Google has warned that a spyware dubbed ‘Hermit’, developed by Italian spyware vendor RCS labs is being used to target Apple and Android users in Italy and Kazakhstan. Google’s Threat Analysis Group (TAG) said in its official blog that RCS Labs is in the same line of work as NSO Group — the notorious company behind the Pegasus spyware — and peddles commercial spyware to various government agencies. The findings from the security research group Lookout earlier this month had also flagged similar concerns on the spyware.
The researchers Benoit Sevens and Clement Lecigne said that the sophisticated spyware Hermit poses many significant dangers. It can infect both Android and iPhones by disguising itself as a legitimate source, by taking on the form of a mobile carrier or messaging app.
As described in the report, Hermit is a modular threat that can download additional capabilities from a command and control (C2) server. This allows the spyware to access the call records, location, photos, and text messages on a victim’s device - giving it full control over its core operating system.
Google researchers noted the spyware spreads by getting people to click on links in messages sent to targets. "In some cases, we believe the actors worked with the target's ISP (internet service provider) to disable the target's mobile data connectivity.

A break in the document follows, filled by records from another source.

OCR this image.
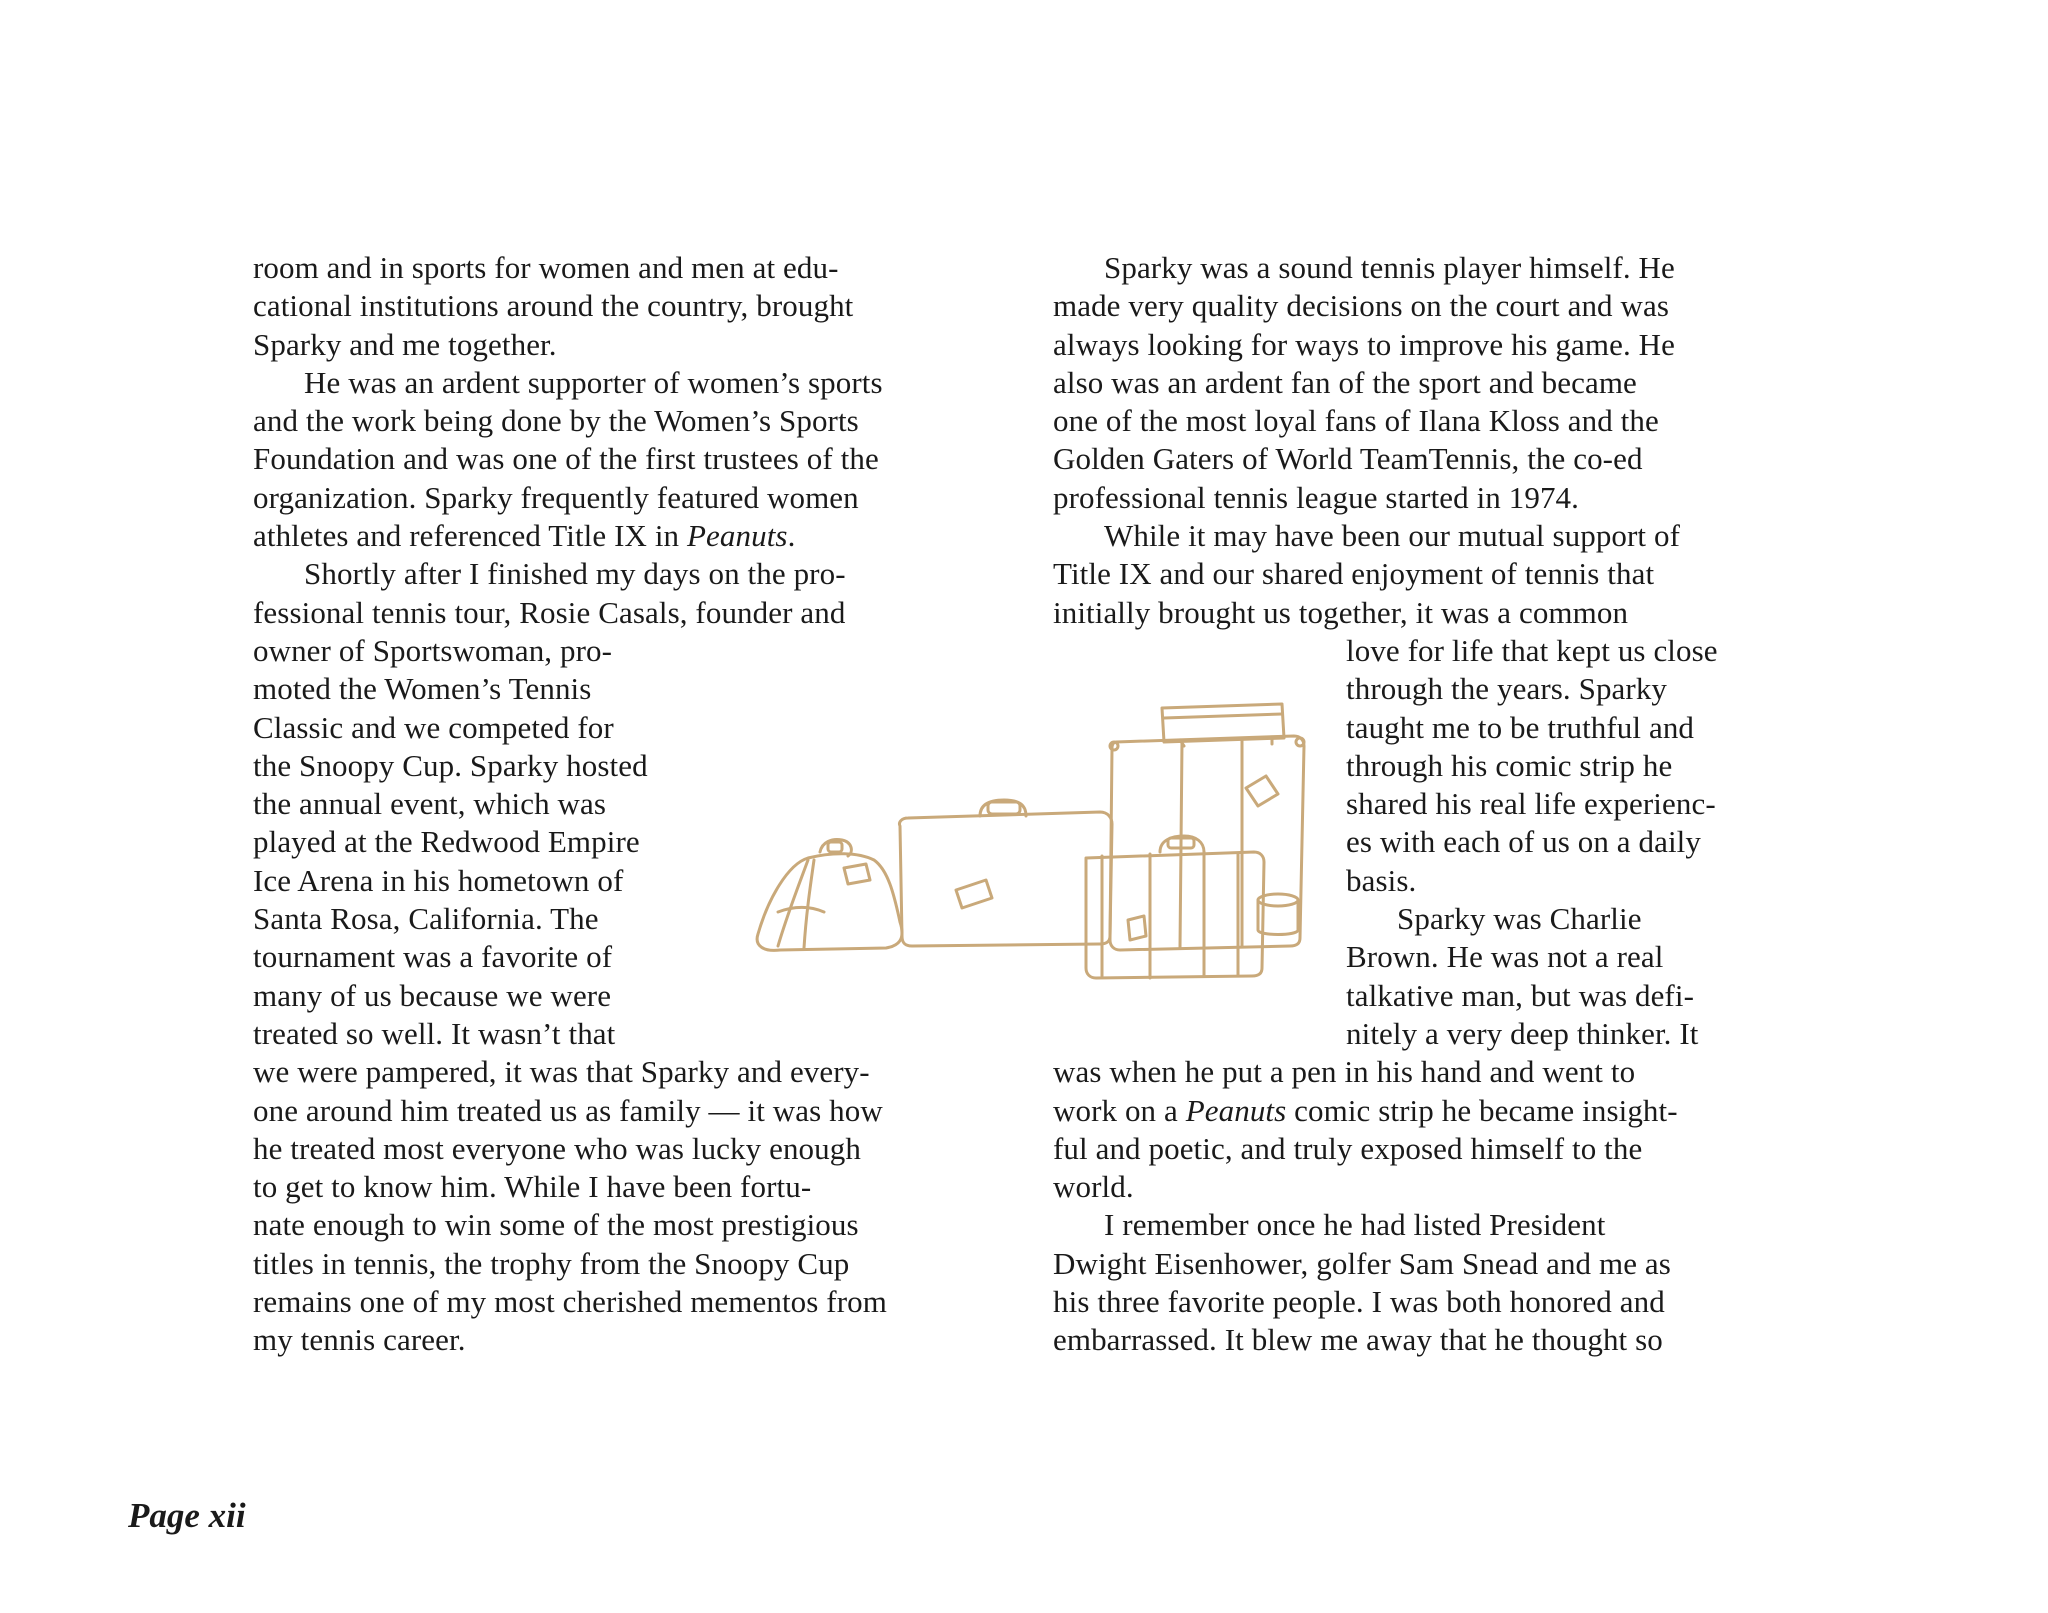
room and in sports for women and men at edu-
cational institutions around the country, brought
Sparky and me together.
He was an ardent supporter of women’s sports
and the work being done by the Women’s Sports
Foundation and was one of the first trustees of the
organization. Sparky frequently featured women
athletes and referenced Title IX in Peanuts.
Shortly after I finished my days on the pro-
fessional tennis tour, Rosie Casals, founder and
owner of Sportswoman, pro-
moted the Women’s Tennis
Classic and we competed for
the Snoopy Cup. Sparky hosted
the annual event, which was
played at the Redwood Empire
Ice Arena in his hometown of
Santa Rosa, California. The
tournament was a favorite of
many of us because we were
treated so well. It wasn’t that
we were pampered, it was that Sparky and every-
one around him treated us as family — it was how
he treated most everyone who was lucky enough
to get to know him. While I have been fortu-
nate enough to win some of the most prestigious
titles in tennis, the trophy from the Snoopy Cup
remains one of my most cherished mementos from
my tennis career.
Sparky was a sound tennis player himself. He
made very quality decisions on the court and was
always looking for ways to improve his game. He
also was an ardent fan of the sport and became
one of the most loyal fans of Ilana Kloss and the
Golden Gaters of World TeamTennis, the co-ed
professional tennis league started in 1974.
While it may have been our mutual support of
Title IX and our shared enjoyment of tennis that
initially brought us together, it was a common
love for life that kept us close
through the years. Sparky
taught me to be truthful and
through his comic strip he
shared his real life experienc-
es with each of us on a daily
basis.
Sparky was Charlie
Brown. He was not a real
talkative man, but was defi-
nitely a very deep thinker. It
was when he put a pen in his hand and went to
work on a Peanuts comic strip he became insight-
ful and poetic, and truly exposed himself to the
world.
I remember once he had listed President
Dwight Eisenhower, golfer Sam Snead and me as
his three favorite people. I was both honored and
embarrassed. It blew me away that he thought so
Page xii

"Once disabled, the attacker would send a malicious link via SMS asking the target to install an application to recover their data connectivity. When not masquerading as a mobile internet service provider, the cyber spies would send links pretending to be from phone makers or messaging applications to trick people into clicking, the Google researchers said.
"Hermit tricks users by serving up the legitimate webpages of the brands it impersonates as it kickstarts malicious activities in the background," they added.
According to Google researchers, tackling the harmful practices of the commercial surveillance industry will require a robust, comprehensive approach that includes cooperation among threat intelligence teams, network defenders, academic researchers, governments, and technology platforms,"
"We look forward to continuing our work in this space and advancing the safety and security of our users around the world," they said.